Answer: If you plan to own multiple practices, having an owner on site (Dr B, C etc.) is significantly easier than associate only practices where the doctor is not motivated by profit.

Your question: Does anyone use contract associations with maybe a loan repayment incentive for a new associate?
Answer: Are you talking about associate signs a contract to stay and host pays off some/all of associate's student loans? I suggest you take care of your loans on your own and not be held hostage by a host you may not like or who may not give you enough work to keep you busy. Handling the expense of your loan payments is not a problem if you are making adequate income. The key is to find the opportunity where you can make the income. That goes back to evaluating the opportunity before you start.

Your question:I am under the firm belief that flipping is not an easy, passive way to build wealth as a business person who happens to be a dentist. Rather, I think the goal is to retain your assets, not getting bought out, for passive residual income.
Answer: The method above is not flipping. It is buying a practice with a partner (B,C etc) and allowing the partner(B, C) to buy you out. If you are Dr B, what's your motivation to buy a practice 50/50 with Dr A, give Dr A a management fee, and give Dr A half the profits? The motivation is two-fold and I should have explained: 1) Dr B is too new to buy the practice solo, no bank financing, and 2) Dr B knows he/she can buy out Dr A when he/she wants and is able to borrow the money solo. So it's not a flip. The agreement should also state a point in the future when Dr A, the senior partner, is able to force AB Corporation to buy A out. It's a partnership (corporate) with an exit strategy.

Please let me know if I misunderstood your questions.
 
Talon, I get the idea behind the hub practice model and it sounds attractive for building multiple income streams.


Do you post on dentaltown and do you have any examples of practitioners that have successfully executed this model?
 
Talon, my questions were from the majority owner POV. I was just wondering why does there even need to be a partner, unless it is because your capital is too low?

Lets say you purchase an existing practice as your hub, solo, and want to branch out with surrounding satellite clinics. Is it even necessary to bring on a managing partner to oversee that satellite clinic like in your examples above? What if you wanted to take a more rural approach and bring on a DT since an associate might not be cost effective? Do you make them partner?

I can't imagine that every time a new office is opened that you have to give up some ownership percentage.

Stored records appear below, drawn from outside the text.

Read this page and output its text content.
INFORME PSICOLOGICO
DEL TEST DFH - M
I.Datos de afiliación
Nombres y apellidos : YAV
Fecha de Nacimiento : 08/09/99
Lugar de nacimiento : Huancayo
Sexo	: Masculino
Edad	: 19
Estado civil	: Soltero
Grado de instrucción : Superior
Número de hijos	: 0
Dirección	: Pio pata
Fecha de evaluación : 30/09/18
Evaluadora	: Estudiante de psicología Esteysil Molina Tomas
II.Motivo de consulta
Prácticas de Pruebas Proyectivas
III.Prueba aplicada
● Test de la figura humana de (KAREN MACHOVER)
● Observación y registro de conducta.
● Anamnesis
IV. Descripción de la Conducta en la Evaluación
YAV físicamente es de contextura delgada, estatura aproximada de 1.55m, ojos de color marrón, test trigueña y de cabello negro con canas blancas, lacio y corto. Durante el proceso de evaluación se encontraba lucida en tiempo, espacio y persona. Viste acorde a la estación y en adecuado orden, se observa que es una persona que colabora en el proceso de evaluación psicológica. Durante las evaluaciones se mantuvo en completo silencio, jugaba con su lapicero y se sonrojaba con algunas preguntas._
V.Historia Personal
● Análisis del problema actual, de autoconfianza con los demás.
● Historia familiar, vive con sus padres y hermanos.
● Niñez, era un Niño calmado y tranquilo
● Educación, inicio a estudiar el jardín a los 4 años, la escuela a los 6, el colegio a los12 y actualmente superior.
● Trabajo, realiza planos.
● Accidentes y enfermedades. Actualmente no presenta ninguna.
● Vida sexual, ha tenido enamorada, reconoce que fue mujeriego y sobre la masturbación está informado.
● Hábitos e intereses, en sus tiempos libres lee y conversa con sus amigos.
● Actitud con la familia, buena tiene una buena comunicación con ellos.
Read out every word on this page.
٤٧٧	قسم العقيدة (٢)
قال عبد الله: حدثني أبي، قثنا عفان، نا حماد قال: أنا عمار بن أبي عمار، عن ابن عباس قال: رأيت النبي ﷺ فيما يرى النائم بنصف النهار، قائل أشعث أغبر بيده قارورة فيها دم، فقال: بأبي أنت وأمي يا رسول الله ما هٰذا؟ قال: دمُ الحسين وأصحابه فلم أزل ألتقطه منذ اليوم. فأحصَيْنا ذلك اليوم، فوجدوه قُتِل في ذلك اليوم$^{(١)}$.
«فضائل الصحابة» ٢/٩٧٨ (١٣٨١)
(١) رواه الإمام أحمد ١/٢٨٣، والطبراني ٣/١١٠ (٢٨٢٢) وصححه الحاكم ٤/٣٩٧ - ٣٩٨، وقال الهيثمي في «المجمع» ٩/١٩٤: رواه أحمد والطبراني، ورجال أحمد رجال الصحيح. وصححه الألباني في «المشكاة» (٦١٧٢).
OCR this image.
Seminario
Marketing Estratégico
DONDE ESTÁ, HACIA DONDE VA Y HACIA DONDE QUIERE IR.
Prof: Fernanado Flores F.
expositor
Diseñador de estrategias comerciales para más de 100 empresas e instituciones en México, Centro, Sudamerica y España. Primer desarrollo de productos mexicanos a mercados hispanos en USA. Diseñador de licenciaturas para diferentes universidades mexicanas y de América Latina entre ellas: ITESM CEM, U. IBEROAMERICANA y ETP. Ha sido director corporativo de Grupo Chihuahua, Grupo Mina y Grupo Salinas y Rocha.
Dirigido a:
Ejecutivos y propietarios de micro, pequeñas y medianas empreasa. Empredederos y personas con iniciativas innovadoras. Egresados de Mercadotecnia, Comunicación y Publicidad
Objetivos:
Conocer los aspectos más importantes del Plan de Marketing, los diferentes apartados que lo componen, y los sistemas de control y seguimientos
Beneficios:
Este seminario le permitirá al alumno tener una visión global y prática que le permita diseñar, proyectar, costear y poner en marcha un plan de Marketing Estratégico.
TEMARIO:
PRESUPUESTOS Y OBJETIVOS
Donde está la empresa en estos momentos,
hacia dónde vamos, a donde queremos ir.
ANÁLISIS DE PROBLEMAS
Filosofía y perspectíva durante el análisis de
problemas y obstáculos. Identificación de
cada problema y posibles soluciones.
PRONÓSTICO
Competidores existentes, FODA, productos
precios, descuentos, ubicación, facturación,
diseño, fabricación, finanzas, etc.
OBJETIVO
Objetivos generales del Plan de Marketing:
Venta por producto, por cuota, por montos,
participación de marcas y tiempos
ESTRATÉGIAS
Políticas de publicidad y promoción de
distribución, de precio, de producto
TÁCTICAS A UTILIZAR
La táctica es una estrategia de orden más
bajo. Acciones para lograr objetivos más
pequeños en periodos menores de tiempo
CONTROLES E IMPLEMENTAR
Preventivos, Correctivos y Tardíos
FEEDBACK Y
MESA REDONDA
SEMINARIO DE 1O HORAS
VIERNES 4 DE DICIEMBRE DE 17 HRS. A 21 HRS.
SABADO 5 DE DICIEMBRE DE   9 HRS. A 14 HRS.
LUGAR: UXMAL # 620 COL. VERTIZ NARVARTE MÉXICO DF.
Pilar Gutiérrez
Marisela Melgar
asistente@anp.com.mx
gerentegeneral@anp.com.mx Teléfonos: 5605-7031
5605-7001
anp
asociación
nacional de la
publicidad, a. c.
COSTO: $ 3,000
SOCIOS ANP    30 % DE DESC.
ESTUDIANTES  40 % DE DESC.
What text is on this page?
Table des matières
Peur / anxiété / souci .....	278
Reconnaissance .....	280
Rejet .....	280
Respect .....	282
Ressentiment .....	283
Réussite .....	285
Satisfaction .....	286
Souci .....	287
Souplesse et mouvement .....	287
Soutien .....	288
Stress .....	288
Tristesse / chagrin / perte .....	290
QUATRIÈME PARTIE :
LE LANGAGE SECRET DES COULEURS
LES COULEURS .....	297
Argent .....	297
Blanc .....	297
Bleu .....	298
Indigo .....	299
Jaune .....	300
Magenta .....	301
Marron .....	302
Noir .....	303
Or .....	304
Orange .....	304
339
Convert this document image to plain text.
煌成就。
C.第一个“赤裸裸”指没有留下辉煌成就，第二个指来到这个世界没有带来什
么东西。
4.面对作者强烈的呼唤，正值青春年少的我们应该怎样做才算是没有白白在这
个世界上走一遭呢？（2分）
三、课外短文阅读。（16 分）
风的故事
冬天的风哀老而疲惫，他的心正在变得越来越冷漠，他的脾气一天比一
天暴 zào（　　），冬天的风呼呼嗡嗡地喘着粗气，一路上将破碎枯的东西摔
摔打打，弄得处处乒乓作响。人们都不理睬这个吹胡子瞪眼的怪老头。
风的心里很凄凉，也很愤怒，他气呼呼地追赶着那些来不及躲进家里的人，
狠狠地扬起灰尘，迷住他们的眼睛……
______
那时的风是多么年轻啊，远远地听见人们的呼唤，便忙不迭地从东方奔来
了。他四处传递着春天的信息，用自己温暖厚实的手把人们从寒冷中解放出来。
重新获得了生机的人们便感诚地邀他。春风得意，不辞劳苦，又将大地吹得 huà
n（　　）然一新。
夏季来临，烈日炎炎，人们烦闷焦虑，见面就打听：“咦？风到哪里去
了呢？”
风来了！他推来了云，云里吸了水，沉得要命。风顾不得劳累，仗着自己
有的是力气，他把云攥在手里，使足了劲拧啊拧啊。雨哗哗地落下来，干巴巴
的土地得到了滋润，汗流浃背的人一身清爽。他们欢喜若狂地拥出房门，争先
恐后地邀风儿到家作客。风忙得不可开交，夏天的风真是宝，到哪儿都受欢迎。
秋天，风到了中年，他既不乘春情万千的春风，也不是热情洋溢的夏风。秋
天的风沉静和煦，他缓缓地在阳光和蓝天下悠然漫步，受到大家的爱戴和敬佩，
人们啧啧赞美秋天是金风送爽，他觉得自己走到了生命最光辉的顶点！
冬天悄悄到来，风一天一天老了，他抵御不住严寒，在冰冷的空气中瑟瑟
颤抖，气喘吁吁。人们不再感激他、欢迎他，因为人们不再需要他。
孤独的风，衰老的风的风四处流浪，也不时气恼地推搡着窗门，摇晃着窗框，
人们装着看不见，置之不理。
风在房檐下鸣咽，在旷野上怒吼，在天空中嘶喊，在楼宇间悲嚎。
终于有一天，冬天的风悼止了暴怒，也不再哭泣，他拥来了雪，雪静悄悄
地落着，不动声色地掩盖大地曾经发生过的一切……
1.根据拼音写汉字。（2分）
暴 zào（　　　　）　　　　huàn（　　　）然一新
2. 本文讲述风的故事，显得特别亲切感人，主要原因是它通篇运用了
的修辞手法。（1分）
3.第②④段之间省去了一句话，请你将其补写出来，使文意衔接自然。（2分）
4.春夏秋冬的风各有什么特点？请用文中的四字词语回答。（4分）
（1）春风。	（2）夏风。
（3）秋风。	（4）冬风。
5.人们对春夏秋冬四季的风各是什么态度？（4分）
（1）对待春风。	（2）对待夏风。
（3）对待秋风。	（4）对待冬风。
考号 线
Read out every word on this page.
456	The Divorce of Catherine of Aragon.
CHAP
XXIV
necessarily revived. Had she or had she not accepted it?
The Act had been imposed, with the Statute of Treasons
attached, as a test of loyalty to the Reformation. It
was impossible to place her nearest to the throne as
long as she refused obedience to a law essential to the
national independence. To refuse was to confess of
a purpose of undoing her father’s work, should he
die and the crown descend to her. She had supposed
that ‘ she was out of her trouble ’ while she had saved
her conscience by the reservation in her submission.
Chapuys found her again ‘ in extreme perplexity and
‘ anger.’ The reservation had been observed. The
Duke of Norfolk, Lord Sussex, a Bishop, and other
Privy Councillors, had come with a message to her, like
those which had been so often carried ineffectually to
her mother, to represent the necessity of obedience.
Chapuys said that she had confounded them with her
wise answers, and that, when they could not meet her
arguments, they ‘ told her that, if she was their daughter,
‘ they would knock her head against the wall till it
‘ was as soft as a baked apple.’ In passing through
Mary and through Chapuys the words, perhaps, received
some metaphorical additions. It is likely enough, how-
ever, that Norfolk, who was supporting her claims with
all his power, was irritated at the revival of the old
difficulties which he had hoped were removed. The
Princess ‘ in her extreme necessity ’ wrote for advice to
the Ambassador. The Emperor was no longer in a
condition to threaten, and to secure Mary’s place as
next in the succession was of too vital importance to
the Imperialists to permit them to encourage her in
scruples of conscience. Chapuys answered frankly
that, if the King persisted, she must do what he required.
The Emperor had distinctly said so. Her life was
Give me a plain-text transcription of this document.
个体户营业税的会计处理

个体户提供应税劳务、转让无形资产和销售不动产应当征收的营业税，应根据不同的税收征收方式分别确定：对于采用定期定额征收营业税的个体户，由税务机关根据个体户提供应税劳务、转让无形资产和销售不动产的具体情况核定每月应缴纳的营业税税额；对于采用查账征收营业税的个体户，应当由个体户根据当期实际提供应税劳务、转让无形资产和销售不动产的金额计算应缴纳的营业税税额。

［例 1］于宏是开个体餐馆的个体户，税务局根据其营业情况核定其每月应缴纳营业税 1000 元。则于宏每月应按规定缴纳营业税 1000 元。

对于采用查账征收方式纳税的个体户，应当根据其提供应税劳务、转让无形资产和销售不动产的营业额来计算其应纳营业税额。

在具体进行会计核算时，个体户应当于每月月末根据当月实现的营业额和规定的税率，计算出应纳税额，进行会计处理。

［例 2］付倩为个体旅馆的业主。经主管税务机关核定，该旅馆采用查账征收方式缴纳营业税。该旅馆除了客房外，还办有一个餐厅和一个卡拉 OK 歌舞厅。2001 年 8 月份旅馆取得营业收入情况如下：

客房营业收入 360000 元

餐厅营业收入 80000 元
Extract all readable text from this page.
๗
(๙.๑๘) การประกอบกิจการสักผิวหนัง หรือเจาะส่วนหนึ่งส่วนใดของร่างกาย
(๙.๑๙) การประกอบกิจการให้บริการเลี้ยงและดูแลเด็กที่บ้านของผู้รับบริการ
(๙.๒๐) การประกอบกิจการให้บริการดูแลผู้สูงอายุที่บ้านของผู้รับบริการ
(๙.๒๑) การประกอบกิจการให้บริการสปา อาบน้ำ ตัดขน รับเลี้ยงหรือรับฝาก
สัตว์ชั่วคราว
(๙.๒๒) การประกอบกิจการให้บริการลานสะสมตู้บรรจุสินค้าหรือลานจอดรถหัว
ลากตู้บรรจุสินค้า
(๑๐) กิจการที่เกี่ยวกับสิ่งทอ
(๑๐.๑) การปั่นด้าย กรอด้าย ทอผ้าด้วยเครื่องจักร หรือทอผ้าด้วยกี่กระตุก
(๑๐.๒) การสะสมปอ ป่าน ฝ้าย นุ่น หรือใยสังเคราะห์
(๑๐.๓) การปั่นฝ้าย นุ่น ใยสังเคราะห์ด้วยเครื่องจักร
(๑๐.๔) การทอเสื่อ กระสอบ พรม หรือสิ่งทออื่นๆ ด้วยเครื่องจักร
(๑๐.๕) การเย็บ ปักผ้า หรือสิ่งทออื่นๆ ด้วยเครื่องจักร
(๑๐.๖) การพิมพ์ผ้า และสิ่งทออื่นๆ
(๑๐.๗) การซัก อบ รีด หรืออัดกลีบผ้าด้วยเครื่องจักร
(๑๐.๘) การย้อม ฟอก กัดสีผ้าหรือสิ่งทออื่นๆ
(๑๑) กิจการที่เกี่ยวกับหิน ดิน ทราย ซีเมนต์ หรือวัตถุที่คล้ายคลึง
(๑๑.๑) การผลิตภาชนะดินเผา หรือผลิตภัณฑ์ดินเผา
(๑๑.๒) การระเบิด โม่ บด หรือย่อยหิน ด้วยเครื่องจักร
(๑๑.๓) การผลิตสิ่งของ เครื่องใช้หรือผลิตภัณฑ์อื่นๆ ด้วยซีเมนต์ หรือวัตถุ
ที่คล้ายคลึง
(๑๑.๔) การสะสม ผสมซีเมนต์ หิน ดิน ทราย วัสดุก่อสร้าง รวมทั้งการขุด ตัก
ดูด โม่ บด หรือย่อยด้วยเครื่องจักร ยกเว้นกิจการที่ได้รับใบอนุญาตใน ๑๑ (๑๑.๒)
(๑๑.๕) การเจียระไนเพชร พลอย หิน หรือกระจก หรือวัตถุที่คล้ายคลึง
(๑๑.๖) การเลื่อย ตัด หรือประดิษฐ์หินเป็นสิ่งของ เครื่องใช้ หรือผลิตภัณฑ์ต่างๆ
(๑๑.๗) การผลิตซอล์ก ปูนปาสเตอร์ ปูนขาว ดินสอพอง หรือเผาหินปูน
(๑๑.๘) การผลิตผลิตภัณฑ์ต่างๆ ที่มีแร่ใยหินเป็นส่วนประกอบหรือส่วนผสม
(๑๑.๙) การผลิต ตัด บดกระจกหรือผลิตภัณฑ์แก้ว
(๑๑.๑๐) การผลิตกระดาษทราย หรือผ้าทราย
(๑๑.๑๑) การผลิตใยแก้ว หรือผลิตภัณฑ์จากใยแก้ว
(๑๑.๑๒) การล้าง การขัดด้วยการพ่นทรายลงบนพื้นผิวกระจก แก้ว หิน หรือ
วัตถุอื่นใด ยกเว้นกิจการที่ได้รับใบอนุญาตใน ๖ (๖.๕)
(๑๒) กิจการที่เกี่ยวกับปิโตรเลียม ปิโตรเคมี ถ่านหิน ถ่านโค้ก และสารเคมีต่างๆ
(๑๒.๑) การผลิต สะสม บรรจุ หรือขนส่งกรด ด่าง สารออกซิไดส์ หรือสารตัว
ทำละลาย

I understand that if the managing associate would then have a vested interest in the company at that point, but look at the major dental chains other there that invest in a "interchangeable parts" system so they can have turnover in their associates, lets say ever 4-5 years, instead of relying on the passion and work ethic of their employees.

I guess my question is why not invest in some type of bonus structure based on production or expense management which could be financial, insurance more vacation time as the currency since everyone is motivated by different incentives. I have the mind set that I would only want one partner and that would be on the business side of the company - the consulting company. I would be more willing to give them a large percentage of ownership since they would have significantly more experience and a vesting interesting in the company.

Because there needs to be a someone with a vesting interest in the company that has legit, marketing, accounting and management experience.